Embora esta passagem seja quintessencialmente japonesa tem um valor universal. Em todas as culturas há maior ou menor pressão para as pessoas se conformarem. Embora essa conformidade seja benigna na maior parte dos casos, situações existem que são malignas, e então surgem dilemas éticos como os de Naozane. A origem destes dilemas está, como explica o Catecismo da Igreja Católica (CCC, n.1869) no “pecado [que] torna os homens cúmplices uns dos outros, faz reinar entre eles a concupiscência, a violência e a injustiça. Os pecados provocam situações sociais e instituições contrárias à bondade divina; as «estruturas de pecado» são a expressão e o efeito dos pecados pessoais e induzem as suas vítimas a que, por sua vez, cometam o mal. Constituem, em sentido analógico, um «pecado social».” E que é pecado? “Pecado é uma falta contra a razão, a verdade, a recta consciência. É uma falha contra o verdadeiro amor para com Deus e para com o próximo, por causa dum apego perverso a certos bens.” (CCC, n. 1849) Mas um “pecado social”, ou estrutura social de opressão, é também e sempre individuado numa acção pessoal, como o Tribunal de Nuremberga recordou aos responsáveis nacional-socialistas que se desculpavam das atrocidades cometidas com a necessidade que os militares e funcionários públicos têm de se conformar e cumprir ordens superiores.

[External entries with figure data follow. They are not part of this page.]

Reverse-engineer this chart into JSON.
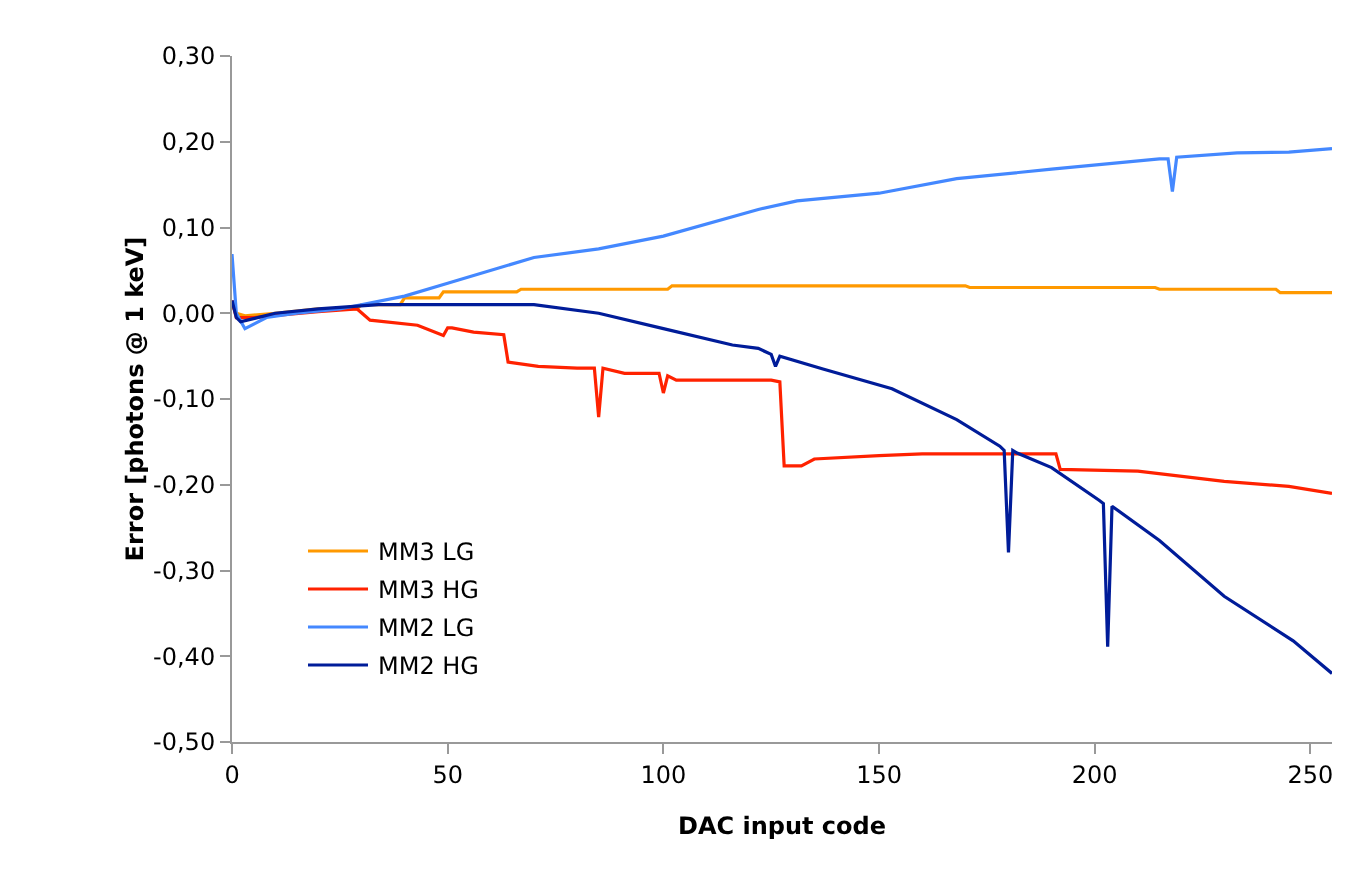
{
  "chart_data": {
    "type": "line",
    "xlabel": "DAC input code",
    "ylabel": "Error [photons @ 1 keV]",
    "xlim": [
      0,
      255
    ],
    "xticks": [
      0,
      50,
      100,
      150,
      200,
      250
    ],
    "ylim": [
      -0.5,
      0.3
    ],
    "yticks": [
      {
        "value": -0.5,
        "label": "-0,50"
      },
      {
        "value": -0.4,
        "label": "-0,40"
      },
      {
        "value": -0.3,
        "label": "-0,30"
      },
      {
        "value": -0.2,
        "label": "-0,20"
      },
      {
        "value": -0.1,
        "label": "-0,10"
      },
      {
        "value": 0,
        "label": "0,00"
      },
      {
        "value": 0.1,
        "label": "0,10"
      },
      {
        "value": 0.2,
        "label": "0,20"
      },
      {
        "value": 0.3,
        "label": "0,30"
      }
    ],
    "grid": false,
    "legend": "bottom left",
    "marker": "none",
    "line_style": "solid",
    "series": [
      {
        "name": "MM3 LG",
        "color": "#ff9900",
        "x": [
          0,
          1,
          3,
          10,
          20,
          29,
          30,
          39,
          40,
          48,
          49,
          66,
          67,
          101,
          102,
          170,
          171,
          214,
          215,
          242,
          243,
          255
        ],
        "values": [
          0.01,
          0.0,
          -0.003,
          0.0,
          0.005,
          0.005,
          0.01,
          0.01,
          0.018,
          0.018,
          0.025,
          0.025,
          0.028,
          0.028,
          0.032,
          0.032,
          0.03,
          0.03,
          0.028,
          0.028,
          0.024,
          0.024
        ]
      },
      {
        "name": "MM3 HG",
        "color": "#ff2200",
        "x": [
          0,
          1,
          5,
          20,
          29,
          32,
          43,
          49,
          50,
          51,
          56,
          63,
          64,
          71,
          80,
          84,
          85,
          86,
          91,
          99,
          100,
          101,
          103,
          125,
          127,
          128,
          132,
          135,
          150,
          160,
          175,
          191,
          192,
          210,
          230,
          245,
          255
        ],
        "values": [
          0.015,
          -0.005,
          -0.005,
          0.002,
          0.005,
          -0.008,
          -0.014,
          -0.026,
          -0.017,
          -0.017,
          -0.022,
          -0.025,
          -0.057,
          -0.062,
          -0.064,
          -0.064,
          -0.121,
          -0.064,
          -0.07,
          -0.07,
          -0.093,
          -0.073,
          -0.078,
          -0.078,
          -0.08,
          -0.178,
          -0.178,
          -0.17,
          -0.166,
          -0.164,
          -0.164,
          -0.164,
          -0.182,
          -0.184,
          -0.196,
          -0.202,
          -0.21
        ]
      },
      {
        "name": "MM2 LG",
        "color": "#4488ff",
        "x": [
          0,
          1,
          3,
          8,
          15,
          25,
          40,
          50,
          70,
          85,
          100,
          122,
          131,
          150,
          168,
          190,
          215,
          217,
          218,
          219,
          233,
          245,
          255
        ],
        "values": [
          0.069,
          0.0,
          -0.018,
          -0.005,
          0.0,
          0.005,
          0.02,
          0.035,
          0.065,
          0.075,
          0.09,
          0.121,
          0.131,
          0.14,
          0.157,
          0.168,
          0.18,
          0.18,
          0.142,
          0.182,
          0.187,
          0.188,
          0.192
        ]
      },
      {
        "name": "MM2 HG",
        "color": "#001c99",
        "x": [
          0,
          1,
          2,
          10,
          20,
          34,
          70,
          85,
          100,
          116,
          122,
          125,
          126,
          127,
          137,
          153,
          168,
          178,
          179,
          180,
          181,
          182,
          190,
          201,
          202,
          203,
          204,
          215,
          230,
          246,
          255
        ],
        "values": [
          0.015,
          -0.005,
          -0.01,
          0.0,
          0.005,
          0.01,
          0.01,
          0.0,
          -0.018,
          -0.037,
          -0.041,
          -0.048,
          -0.062,
          -0.05,
          -0.065,
          -0.088,
          -0.124,
          -0.155,
          -0.16,
          -0.279,
          -0.16,
          -0.163,
          -0.18,
          -0.218,
          -0.222,
          -0.389,
          -0.225,
          -0.265,
          -0.33,
          -0.382,
          -0.42
        ]
      }
    ]
  }
}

E que dizer de Taira no Atsumori 平敦盛 (1169—1184)? Era jovem, bem-parecido, rico, famoso, poderoso e tinha toda uma vida à sua frente. É verdade que tinha perdido uma batalha. Mas também muitos outros generais por esse mundo fora perderam batalhas, foram feitos prisioneiros, e depois deram a volta à sua situação e conquistaram meio mundo. O que têm o desaire e a dor de um dia que faça alguém querer a sua própria morte? A razão foi, mais uma vez, a pressão social. Atsumori foi vítima de uma subtil pressão cultural, que mais uma vez atuou como uma estrutura social de opressão ou pecado social, que lhe dizia que seria uma desonra ser feito prisioneiro, que seria considerado pelo inimigo e pelos do seu clã não como um que perdeu uma batalha, que isso acontece mesmo aos melhores até no Japão, mas como um pusilânime que prefere a desonra da captura à morte. Atsumori tinha um apego perverso a um certo bem: a sua fama e o seu bom nome. Embora vitima, também ele colaborou com uma estrutura social de opressão ao pedir a sua morte.

É portanto preocupante quando vemos forças social-nacionalistas montarem em Portugal, perante a indiferença quase geral, novas estruturas sociais de opressão a adicionar às que já existem. A mais recente é a proposta de legalização do homicídio medicamente executado (ou assistido) de pessoas que, num mau momento da sua vida, e sob o sofrimento presente ficam cegas para as possibilidades que o futuro lhes reserva, e gritam como Atsumori: “cortai a minha cabeça e cortai-a depressa.” Se o homicídio medicamente assistido for legalizado, não o permita Deus nem as instituições democráticas!, quantos Atsumori não aparecerão? E quantos médicos e outros profissionais da saúde não enfrentarão o dilema de Kumagai no Naozane?